Diversão e Arte

Escritor Milton Hatoum avalia como será a vida das pessoas após a pandemia

Confira a íntegra do depoimento do escritor

Correio Braziliense
postado em 16/05/2020 06:02
Milton Hatoum
No conto Amor, de Clarice Lispector, a personagem Ana leva uma
vida aparentemente normal. Mas tudo muda quando ela vê um cego num ponto de bonde. Esse olhar profundo no outro provoca uma crise moral e existencial na personagem. “O cego ficara atrás para sempre, mas o mal já estava feito”. Para Ana, a visão do cego “mergulhara o mundo em escura sofreguidão”, e ela “caíra numa bondade extremamente dolorosa”.

Como será a vida das pessoas após a pandemia, que certamente
deixará uma grande parte do mundo em escura sofreguidão? Será
que, à semelhança da personagem de Clarice, vamos “cair numa
bondade extremamente dolorosa”? Seremos mais solidários?
Não consigo prever nem sequer intuir o futuro. Como escritor de
ficção, estou mais preocupado com o passado e sua repercussão no presente. Mas arrisco dizer que o sofrimento da imensa maioria dos brasileiros e a morte de milhares de pessoas podem sensibilizar os que eram indiferentes à dor dos outros.

Também nesse sentido o conto de Clarice Lispector é notável. Se
muita gente pensar na dor dos mais desvalidos num mundo
mergulhado em escura sofreguidão, é provável que certas sociedades sejam mais humanizadas. Refiro-me a nações com democracia estável e instituições sólidas, cujos cidadãos – dos mais pobres aos mais ricos - são protegidos pelo Estado do bem-estar social. Nações em que as Forças Armadas apenas cumprem seu papel institucional e jamais se intrometem na vida política, muito menos para tutelar, com alianças cúmplices, governos autoritários, sem qualquer compromisso com a democracia.

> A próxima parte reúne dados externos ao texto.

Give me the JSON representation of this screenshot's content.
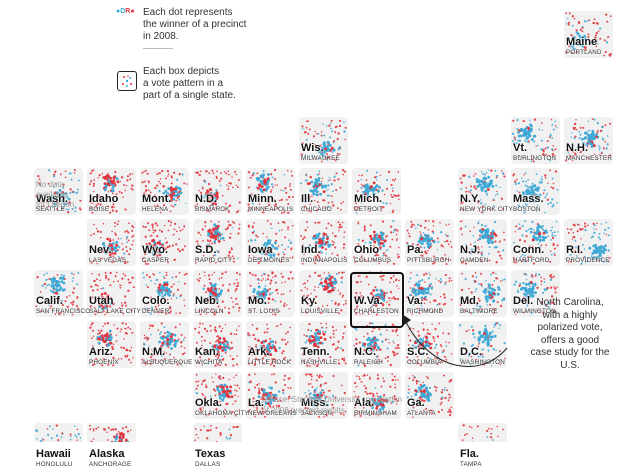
{
  "legend": {
    "dot_labels": {
      "d": "D",
      "r": "R"
    },
    "dots_text": [
      "Each dot represents",
      "the winner of a precinct",
      "in 2008."
    ],
    "box_text": [
      "Each box depicts",
      "a vote pattern in a",
      "part of a single state."
    ]
  },
  "oregon_note": [
    "No data",
    "available",
    "for Oregon."
  ],
  "nc_annotation": [
    "North Carolina,",
    "with a highly",
    "polarized vote,",
    "offers a good",
    "case study for the",
    "U.S."
  ],
  "source_note": [
    "Source: Stanford University compilation",
    "of 2008 precinct results."
  ],
  "colors": {
    "democrat": "#3fa9d6",
    "republican": "#e2333c",
    "tile_bg": "#f1f1f1"
  },
  "states": [
    {
      "abbr": "Maine",
      "city": "Portland",
      "col": 10,
      "row": 0,
      "d": 0.45
    },
    {
      "abbr": "Wis.",
      "city": "Milwaukee",
      "col": 5,
      "row": 1,
      "d": 0.5
    },
    {
      "abbr": "Vt.",
      "city": "Burlington",
      "col": 9,
      "row": 1,
      "d": 0.7
    },
    {
      "abbr": "N.H.",
      "city": "Manchester",
      "col": 10,
      "row": 1,
      "d": 0.5
    },
    {
      "abbr": "Wash.",
      "city": "Seattle",
      "col": 0,
      "row": 2,
      "d": 0.6
    },
    {
      "abbr": "Idaho",
      "city": "Boise",
      "col": 1,
      "row": 2,
      "d": 0.1
    },
    {
      "abbr": "Mont.",
      "city": "Helena",
      "col": 2,
      "row": 2,
      "d": 0.15
    },
    {
      "abbr": "N.D.",
      "city": "Bismarck",
      "col": 3,
      "row": 2,
      "d": 0.15
    },
    {
      "abbr": "Minn.",
      "city": "Minneapolis",
      "col": 4,
      "row": 2,
      "d": 0.35
    },
    {
      "abbr": "Ill.",
      "city": "Chicago",
      "col": 5,
      "row": 2,
      "d": 0.4
    },
    {
      "abbr": "Mich.",
      "city": "Detroit",
      "col": 6,
      "row": 2,
      "d": 0.45
    },
    {
      "abbr": "N.Y.",
      "city": "New York City",
      "col": 8,
      "row": 2,
      "d": 0.55
    },
    {
      "abbr": "Mass.",
      "city": "Boston",
      "col": 9,
      "row": 2,
      "d": 0.7
    },
    {
      "abbr": "Nev.",
      "city": "Las Vegas",
      "col": 1,
      "row": 3,
      "d": 0.25
    },
    {
      "abbr": "Wyo.",
      "city": "Casper",
      "col": 2,
      "row": 3,
      "d": 0.08
    },
    {
      "abbr": "S.D.",
      "city": "Rapid City",
      "col": 3,
      "row": 3,
      "d": 0.12
    },
    {
      "abbr": "Iowa",
      "city": "Des Moines",
      "col": 4,
      "row": 3,
      "d": 0.5
    },
    {
      "abbr": "Ind.",
      "city": "Indianapolis",
      "col": 5,
      "row": 3,
      "d": 0.25
    },
    {
      "abbr": "Ohio",
      "city": "Columbus",
      "col": 6,
      "row": 3,
      "d": 0.35
    },
    {
      "abbr": "Pa.",
      "city": "Pittsburgh",
      "col": 7,
      "row": 3,
      "d": 0.3
    },
    {
      "abbr": "N.J.",
      "city": "Camden",
      "col": 8,
      "row": 3,
      "d": 0.45
    },
    {
      "abbr": "Conn.",
      "city": "Hartford",
      "col": 9,
      "row": 3,
      "d": 0.65
    },
    {
      "abbr": "R.I.",
      "city": "Providence",
      "col": 10,
      "row": 3,
      "d": 0.75
    },
    {
      "abbr": "Calif.",
      "city": "San Francisco",
      "col": 0,
      "row": 4,
      "d": 0.55
    },
    {
      "abbr": "Utah",
      "city": "Salt Lake City",
      "col": 1,
      "row": 4,
      "d": 0.08
    },
    {
      "abbr": "Colo.",
      "city": "Denver",
      "col": 2,
      "row": 4,
      "d": 0.45
    },
    {
      "abbr": "Neb.",
      "city": "Lincoln",
      "col": 3,
      "row": 4,
      "d": 0.08
    },
    {
      "abbr": "Mo.",
      "city": "St. Louis",
      "col": 4,
      "row": 4,
      "d": 0.2
    },
    {
      "abbr": "Ky.",
      "city": "Louisville",
      "col": 5,
      "row": 4,
      "d": 0.1
    },
    {
      "abbr": "W.Va.",
      "city": "Charleston",
      "col": 6,
      "row": 4,
      "d": 0.12
    },
    {
      "abbr": "Va.",
      "city": "Richmond",
      "col": 7,
      "row": 4,
      "d": 0.4
    },
    {
      "abbr": "Md.",
      "city": "Baltimore",
      "col": 8,
      "row": 4,
      "d": 0.5
    },
    {
      "abbr": "Del.",
      "city": "Wilmington",
      "col": 9,
      "row": 4,
      "d": 0.6
    },
    {
      "abbr": "Ariz.",
      "city": "Phoenix",
      "col": 1,
      "row": 5,
      "d": 0.2
    },
    {
      "abbr": "N.M.",
      "city": "Albuquerque",
      "col": 2,
      "row": 5,
      "d": 0.3
    },
    {
      "abbr": "Kan.",
      "city": "Wichita",
      "col": 3,
      "row": 5,
      "d": 0.12
    },
    {
      "abbr": "Ark.",
      "city": "Little Rock",
      "col": 4,
      "row": 5,
      "d": 0.15
    },
    {
      "abbr": "Tenn.",
      "city": "Nashville",
      "col": 5,
      "row": 5,
      "d": 0.15
    },
    {
      "abbr": "N.C.",
      "city": "Raleigh",
      "col": 6,
      "row": 5,
      "d": 0.35
    },
    {
      "abbr": "S.C.",
      "city": "Columbia",
      "col": 7,
      "row": 5,
      "d": 0.3
    },
    {
      "abbr": "D.C.",
      "city": "Washington",
      "col": 8,
      "row": 5,
      "d": 0.8
    },
    {
      "abbr": "Okla.",
      "city": "Oklahoma City",
      "col": 3,
      "row": 6,
      "d": 0.06
    },
    {
      "abbr": "La.",
      "city": "New Orleans",
      "col": 4,
      "row": 6,
      "d": 0.3
    },
    {
      "abbr": "Miss.",
      "city": "Jackson",
      "col": 5,
      "row": 6,
      "d": 0.25
    },
    {
      "abbr": "Ala.",
      "city": "Birmingham",
      "col": 6,
      "row": 6,
      "d": 0.2
    },
    {
      "abbr": "Ga.",
      "city": "Atlanta",
      "col": 7,
      "row": 6,
      "d": 0.3
    },
    {
      "abbr": "Hawaii",
      "city": "Honolulu",
      "col": 0,
      "row": 7,
      "d": 0.9
    },
    {
      "abbr": "Alaska",
      "city": "Anchorage",
      "col": 1,
      "row": 7,
      "d": 0.1
    },
    {
      "abbr": "Texas",
      "city": "Dallas",
      "col": 3,
      "row": 7,
      "d": 0.3
    },
    {
      "abbr": "Fla.",
      "city": "Tampa",
      "col": 8,
      "row": 7,
      "d": 0.4
    }
  ]
}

Muitas pessoas vão refletir sobre nossa dupla miséria: social e
política. Mas a grande questão refere-se ao papel do Estado,
responsável por políticas públicas. Os biomas e suas populações
originárias serão protegidos e respeitados? A obscena, brutal
desigualdade social vai diminuir? Vão diminuir a violência e a
impostura política? Nossas elites – política, econômica, institucional - vão adquirir consciência de que é urgente investir seriamente no saneamento básico, na educação e saúde públicas de qualidade?

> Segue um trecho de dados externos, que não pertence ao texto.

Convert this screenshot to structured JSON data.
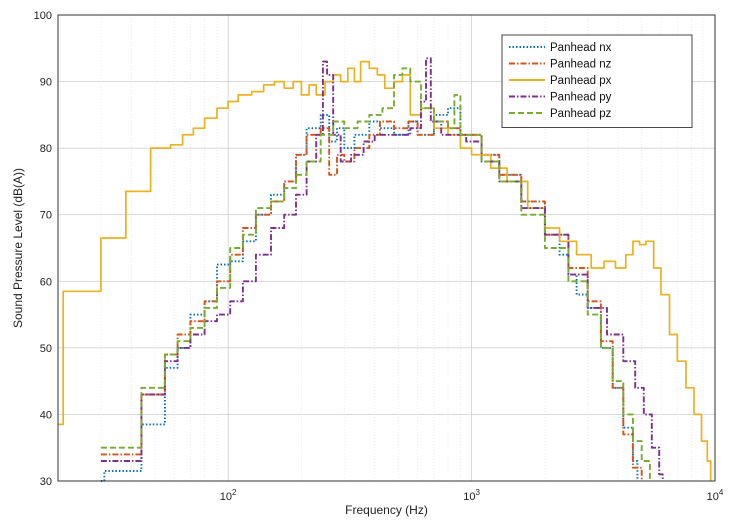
{
  "chart_data": {
    "type": "line",
    "title": "",
    "xlabel": "Frequency (Hz)",
    "ylabel": "Sound Pressure Level (dB(A))",
    "xscale": "log",
    "xlim": [
      20,
      10000
    ],
    "ylim": [
      30,
      100
    ],
    "grid": true,
    "legend_position": "top-right",
    "x_ticks": [
      {
        "value": 100,
        "base": "10",
        "exp": "2"
      },
      {
        "value": 1000,
        "base": "10",
        "exp": "3"
      },
      {
        "value": 10000,
        "base": "10",
        "exp": "4"
      }
    ],
    "y_ticks": [
      30,
      40,
      50,
      60,
      70,
      80,
      90,
      100
    ],
    "series": [
      {
        "name": "Panhead nx",
        "color": "#0072BD",
        "dash": "1.5,2",
        "points": [
          [
            30,
            30
          ],
          [
            31,
            31.5
          ],
          [
            44,
            38.5
          ],
          [
            55,
            47
          ],
          [
            62,
            50
          ],
          [
            70,
            55
          ],
          [
            80,
            57
          ],
          [
            90,
            62.5
          ],
          [
            102,
            63
          ],
          [
            115,
            66
          ],
          [
            130,
            70
          ],
          [
            150,
            73
          ],
          [
            170,
            75
          ],
          [
            190,
            79
          ],
          [
            210,
            83
          ],
          [
            240,
            85
          ],
          [
            260,
            81
          ],
          [
            280,
            83
          ],
          [
            300,
            80
          ],
          [
            330,
            82
          ],
          [
            380,
            84
          ],
          [
            420,
            83
          ],
          [
            480,
            82
          ],
          [
            550,
            84
          ],
          [
            600,
            82
          ],
          [
            700,
            85
          ],
          [
            800,
            86
          ],
          [
            900,
            82
          ],
          [
            1100,
            79
          ],
          [
            1300,
            76
          ],
          [
            1600,
            72
          ],
          [
            2000,
            67
          ],
          [
            2300,
            64
          ],
          [
            2500,
            61
          ],
          [
            2700,
            58
          ],
          [
            3000,
            56
          ],
          [
            3400,
            50
          ],
          [
            3800,
            44
          ],
          [
            4200,
            38
          ],
          [
            4600,
            33
          ],
          [
            4800,
            30
          ]
        ]
      },
      {
        "name": "Panhead nz",
        "color": "#D95319",
        "dash": "6,2,1.5,2",
        "points": [
          [
            30,
            34
          ],
          [
            31,
            34
          ],
          [
            44,
            43
          ],
          [
            55,
            49
          ],
          [
            62,
            52
          ],
          [
            70,
            54
          ],
          [
            80,
            57
          ],
          [
            90,
            60
          ],
          [
            102,
            64
          ],
          [
            115,
            68
          ],
          [
            130,
            70
          ],
          [
            150,
            72
          ],
          [
            170,
            75
          ],
          [
            190,
            79
          ],
          [
            210,
            82
          ],
          [
            240,
            83
          ],
          [
            260,
            76
          ],
          [
            280,
            79
          ],
          [
            300,
            78
          ],
          [
            330,
            80
          ],
          [
            380,
            82
          ],
          [
            420,
            84
          ],
          [
            480,
            83
          ],
          [
            550,
            84
          ],
          [
            600,
            82
          ],
          [
            700,
            84
          ],
          [
            800,
            83
          ],
          [
            900,
            82
          ],
          [
            1100,
            79
          ],
          [
            1300,
            76
          ],
          [
            1600,
            72
          ],
          [
            2000,
            67
          ],
          [
            2500,
            62
          ],
          [
            3000,
            57
          ],
          [
            3400,
            51
          ],
          [
            3800,
            44
          ],
          [
            4200,
            37
          ],
          [
            4600,
            32
          ],
          [
            5000,
            30
          ]
        ]
      },
      {
        "name": "Panhead px",
        "color": "#EDB120",
        "dash": "",
        "points": [
          [
            20,
            38.5
          ],
          [
            21,
            58.5
          ],
          [
            30,
            66.5
          ],
          [
            38,
            73.5
          ],
          [
            48,
            80
          ],
          [
            58,
            80.5
          ],
          [
            65,
            82
          ],
          [
            72,
            83
          ],
          [
            80,
            84.5
          ],
          [
            90,
            86
          ],
          [
            100,
            87
          ],
          [
            110,
            88
          ],
          [
            125,
            88.5
          ],
          [
            140,
            89.5
          ],
          [
            155,
            90
          ],
          [
            170,
            89
          ],
          [
            185,
            90
          ],
          [
            200,
            88
          ],
          [
            215,
            89.5
          ],
          [
            230,
            88
          ],
          [
            250,
            90
          ],
          [
            270,
            91
          ],
          [
            290,
            90
          ],
          [
            310,
            92
          ],
          [
            330,
            90
          ],
          [
            350,
            93
          ],
          [
            380,
            92
          ],
          [
            410,
            91
          ],
          [
            440,
            89
          ],
          [
            480,
            90
          ],
          [
            520,
            91
          ],
          [
            560,
            85
          ],
          [
            620,
            86
          ],
          [
            700,
            83
          ],
          [
            800,
            82
          ],
          [
            900,
            80
          ],
          [
            1000,
            79
          ],
          [
            1200,
            77
          ],
          [
            1400,
            75
          ],
          [
            1700,
            71
          ],
          [
            2000,
            68
          ],
          [
            2300,
            66
          ],
          [
            2700,
            64
          ],
          [
            3100,
            62
          ],
          [
            3500,
            63
          ],
          [
            3900,
            62
          ],
          [
            4300,
            64
          ],
          [
            4600,
            66
          ],
          [
            4900,
            65.5
          ],
          [
            5200,
            66
          ],
          [
            5600,
            62
          ],
          [
            6000,
            58
          ],
          [
            6500,
            52
          ],
          [
            7000,
            48
          ],
          [
            7600,
            44
          ],
          [
            8200,
            40
          ],
          [
            8800,
            36
          ],
          [
            9300,
            33
          ],
          [
            9600,
            30
          ]
        ]
      },
      {
        "name": "Panhead py",
        "color": "#7E2F8E",
        "dash": "6,2,1.5,2",
        "points": [
          [
            30,
            33
          ],
          [
            31,
            33
          ],
          [
            44,
            43
          ],
          [
            55,
            48
          ],
          [
            62,
            50
          ],
          [
            70,
            52
          ],
          [
            80,
            54
          ],
          [
            90,
            55
          ],
          [
            102,
            57
          ],
          [
            115,
            60
          ],
          [
            130,
            64
          ],
          [
            150,
            68
          ],
          [
            170,
            70
          ],
          [
            190,
            73
          ],
          [
            210,
            78
          ],
          [
            230,
            82
          ],
          [
            245,
            93
          ],
          [
            255,
            91
          ],
          [
            270,
            82
          ],
          [
            290,
            78
          ],
          [
            320,
            79
          ],
          [
            360,
            81
          ],
          [
            400,
            82
          ],
          [
            450,
            82
          ],
          [
            500,
            82
          ],
          [
            560,
            83
          ],
          [
            620,
            87
          ],
          [
            650,
            93.5
          ],
          [
            680,
            84
          ],
          [
            750,
            82
          ],
          [
            850,
            82
          ],
          [
            950,
            81
          ],
          [
            1100,
            78
          ],
          [
            1300,
            75
          ],
          [
            1600,
            71
          ],
          [
            2000,
            67
          ],
          [
            2500,
            61
          ],
          [
            3000,
            56
          ],
          [
            3600,
            52
          ],
          [
            4200,
            48
          ],
          [
            4700,
            44
          ],
          [
            5100,
            40
          ],
          [
            5500,
            35
          ],
          [
            5900,
            31
          ],
          [
            6100,
            30
          ]
        ]
      },
      {
        "name": "Panhead pz",
        "color": "#77AC30",
        "dash": "6,3",
        "points": [
          [
            30,
            35
          ],
          [
            31,
            35
          ],
          [
            44,
            44
          ],
          [
            55,
            49
          ],
          [
            62,
            51
          ],
          [
            70,
            53
          ],
          [
            80,
            56
          ],
          [
            90,
            59
          ],
          [
            102,
            65
          ],
          [
            115,
            67
          ],
          [
            130,
            71
          ],
          [
            150,
            72
          ],
          [
            170,
            74
          ],
          [
            190,
            76
          ],
          [
            210,
            78
          ],
          [
            240,
            82
          ],
          [
            270,
            84
          ],
          [
            300,
            83
          ],
          [
            340,
            84
          ],
          [
            380,
            85
          ],
          [
            430,
            86
          ],
          [
            480,
            91
          ],
          [
            520,
            92
          ],
          [
            560,
            90
          ],
          [
            620,
            86
          ],
          [
            700,
            84
          ],
          [
            800,
            83
          ],
          [
            850,
            88
          ],
          [
            900,
            82
          ],
          [
            1100,
            78
          ],
          [
            1300,
            75
          ],
          [
            1600,
            70
          ],
          [
            2000,
            65
          ],
          [
            2500,
            60
          ],
          [
            3000,
            55
          ],
          [
            3400,
            50
          ],
          [
            3800,
            45
          ],
          [
            4200,
            40
          ],
          [
            4600,
            36
          ],
          [
            5000,
            33
          ],
          [
            5400,
            30
          ]
        ]
      }
    ]
  }
}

Manter o SUS é fundamental, mas é bom lembrar: antes da
pandemia, os brasileiros mais humildes eram mal atendidos, e
milhares morriam (e ainda morrem) por falta de atendimento. É
verdade que faltam recursos e capacitação ao SUS, mas é também verdade que alguns estados - como o Amazonas e o Rio, entre outros – são mal administrados e saqueados há décadas.

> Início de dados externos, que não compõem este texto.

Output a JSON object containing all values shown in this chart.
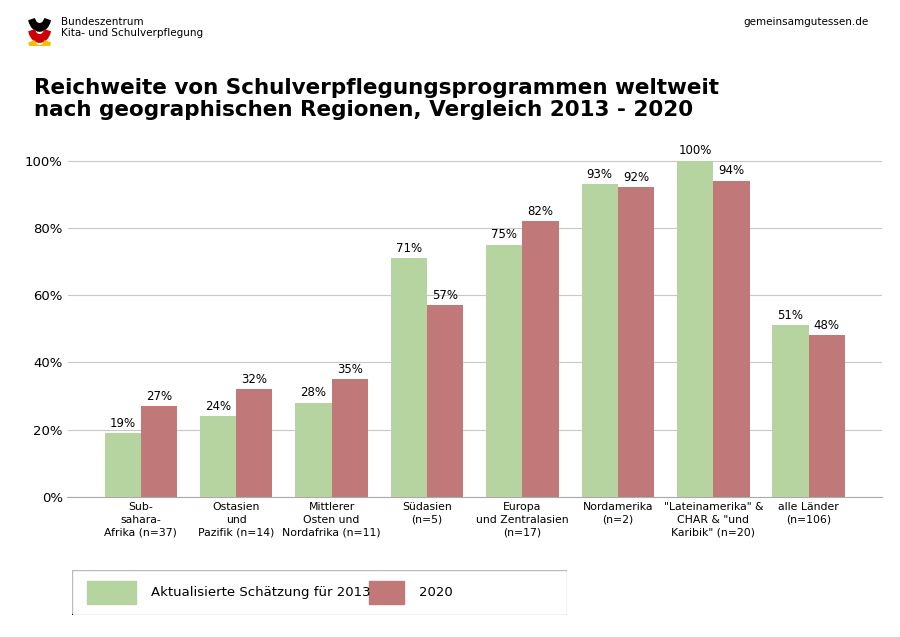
{
  "title_line1": "Reichweite von Schulverpflegungsprogrammen weltweit",
  "title_line2": "nach geographischen Regionen, Vergleich 2013 - 2020",
  "header_left_line1": "Bundeszentrum",
  "header_left_line2": "Kita- und Schulverpflegung",
  "header_right": "gemeinsamgutessen.de",
  "categories": [
    "Sub-\nsahara-\nAfrika (n=37)",
    "Ostasien\nund\nPazifik (n=14)",
    "Mittlerer\nOsten und\nNordafrika (n=11)",
    "Südasien\n(n=5)",
    "Europa\nund Zentralasien\n(n=17)",
    "Nordamerika\n(n=2)",
    "\"Lateinamerika\" &\nCHAR & \"und\nKaribik\" (n=20)",
    "alle Länder\n(n=106)"
  ],
  "values_2013": [
    19,
    24,
    28,
    71,
    75,
    93,
    100,
    51
  ],
  "values_2020": [
    27,
    32,
    35,
    57,
    82,
    92,
    94,
    48
  ],
  "color_2013": "#b5d4a0",
  "color_2020": "#c07878",
  "legend_label_2013": "Aktualisierte Schätzung für 2013",
  "legend_label_2020": "2020",
  "ylim": [
    0,
    107
  ],
  "yticks": [
    0,
    20,
    40,
    60,
    80,
    100
  ],
  "ytick_labels": [
    "0%",
    "20%",
    "40%",
    "60%",
    "80%",
    "100%"
  ],
  "background_color": "#ffffff",
  "bar_width": 0.38,
  "title_fontsize": 15.5,
  "label_fontsize": 8.5,
  "grid_color": "#c8c8c8",
  "border_color": "#aaaaaa"
}
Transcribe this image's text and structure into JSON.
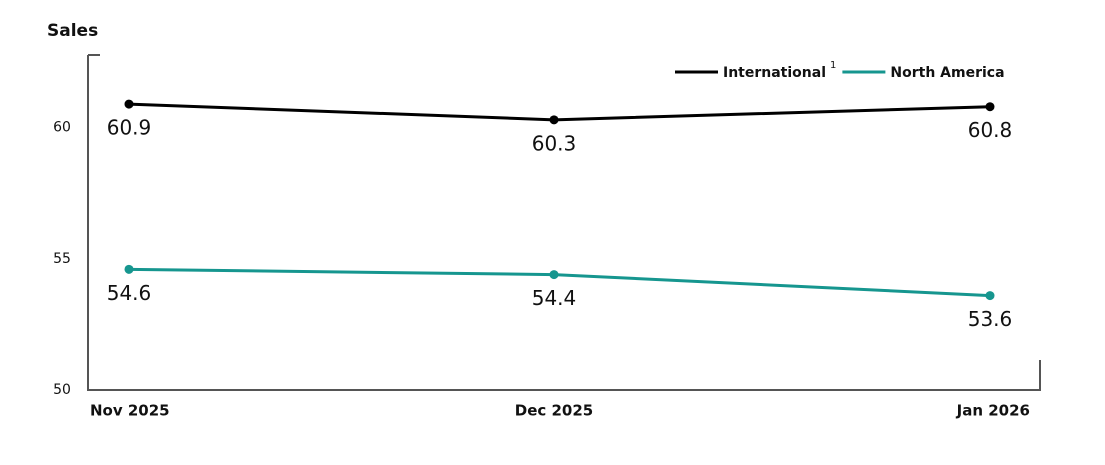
{
  "chart_data": {
    "type": "line",
    "title": "Sales",
    "categories": [
      "Nov 2025",
      "Dec 2025",
      "Jan 2026"
    ],
    "series": [
      {
        "name": "International",
        "footnote": "1",
        "color": "#000000",
        "values": [
          60.9,
          60.3,
          60.8
        ]
      },
      {
        "name": "North America",
        "color": "#16968f",
        "values": [
          54.6,
          54.4,
          53.6
        ]
      }
    ],
    "ylim": [
      50,
      63
    ],
    "yticks": [
      50,
      55,
      60
    ],
    "grid": false,
    "legend": "top-right"
  }
}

Talvez essas perguntas e observações sejam inúteis enquanto durar o atual governo, que alimenta perversamente o atual estado
catastrófico. Não encontro qualquer razão para ser otimista, se é que fui algum dia. E a esperança, para não ser uma mera palavrinha de consolo, só fará sentido se houver uma forte mobilização de todos os brasileiros que anseiam por uma verdadeira democracia para este país.

Espero que os jovens usem toda sua energia – física, moral e
intelectual – para, nos limites da democracia e do Estado de direito, fazer mudanças positivas e duradouras. Só assim poderemos emergir desse “mundo em escura sofreguidão”.